I'll agree that lack of judgment frequently does get teens into trouble. However, lack of information - especially about matters related to gender and sexual identity is asking for even more trouble. It's the teen years when sexual awareness and identity develop, and to blithely tell them to "wait until you're 20" is beyond daft, it's unrealistic. For those who struggle with gender identity issues, there are good reasons to make the information - along with access to appropriate therapists - available. Teens aren't stupid, and contrary to the popular fear-filled mythology of the religious right wing, hiding sexuality related subjects from them doesn't stop them from exploring. It never has, and likely never will.

Dr. Grossman makes clear in the book, which is very well documented, that the real goals of the sex education lobby are not to prevent pregnancy or disease, but to indoctrinate the young. It is this politicization of sex that will morally bankrupt our nation. The sex-obsessed want to spread their unnatural behaviors as they curry favor for dangerous and unhealthy sexual activity by relying on emotions and pleasures. They craft a false perception of the realities of free and open sex, desensitizing our youth to subject matter that used to be avoided in conversation among polite company.

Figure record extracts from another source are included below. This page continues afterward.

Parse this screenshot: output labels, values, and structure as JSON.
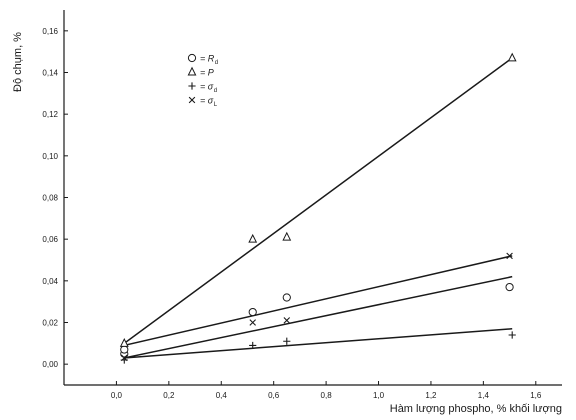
{
  "chart_data": {
    "type": "scatter",
    "xlabel": "Hàm lượng phospho, % khối lượng",
    "ylabel": "Độ chụm, %",
    "xlim": [
      -0.2,
      1.7
    ],
    "ylim": [
      -0.01,
      0.17
    ],
    "x_ticks": [
      "0,0",
      "0,2",
      "0,4",
      "0,6",
      "0,8",
      "1,0",
      "1,2",
      "1,4",
      "1,6"
    ],
    "y_ticks": [
      "0,00",
      "0,02",
      "0,04",
      "0,06",
      "0,08",
      "0,10",
      "0,12",
      "0,14",
      "0,16"
    ],
    "grid": false,
    "legend_position": "top-left",
    "series": [
      {
        "name": "R",
        "subscript": "d",
        "marker": "circle",
        "points": [
          [
            0.03,
            0.005
          ],
          [
            0.03,
            0.007
          ],
          [
            0.52,
            0.025
          ],
          [
            0.65,
            0.032
          ],
          [
            1.5,
            0.037
          ]
        ],
        "fit": [
          [
            0.03,
            0.003
          ],
          [
            1.51,
            0.042
          ]
        ]
      },
      {
        "name": "P",
        "subscript": "",
        "marker": "triangle",
        "points": [
          [
            0.03,
            0.01
          ],
          [
            0.52,
            0.06
          ],
          [
            0.65,
            0.061
          ],
          [
            1.51,
            0.147
          ]
        ],
        "fit": [
          [
            0.03,
            0.01
          ],
          [
            1.51,
            0.147
          ]
        ]
      },
      {
        "name": "σ",
        "subscript": "d",
        "marker": "plus",
        "points": [
          [
            0.03,
            0.002
          ],
          [
            0.52,
            0.009
          ],
          [
            0.65,
            0.011
          ],
          [
            1.51,
            0.014
          ]
        ],
        "fit": [
          [
            0.03,
            0.003
          ],
          [
            1.51,
            0.017
          ]
        ]
      },
      {
        "name": "σ",
        "subscript": "L",
        "marker": "cross",
        "points": [
          [
            0.03,
            0.003
          ],
          [
            0.52,
            0.02
          ],
          [
            0.65,
            0.021
          ],
          [
            1.5,
            0.052
          ]
        ],
        "fit": [
          [
            0.03,
            0.009
          ],
          [
            1.51,
            0.052
          ]
        ]
      }
    ]
  }
}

And these sex transformers want to start earlier and earlier, with your child. Anatomically correct verbiage is to be used in kindergarden, and feelings expressed. Third graders are to have an exaggerated version of the birds and the bees talk. And teens, who are scared into avoiding tobacco and alcohol, are to be made to understand the pleasures of all types of illicit sex.

Oh yes, sex education is all about a political agenda. That's right up there with the alleged "Gay Agenda" (which I've never seen a copy of, but every homophobe out there is absolutely convinced it's real). This is another strawman argument, and by the sounds of this review, the entire book is essentially built on the same kind of silly, sloppy and hysterical reasoning.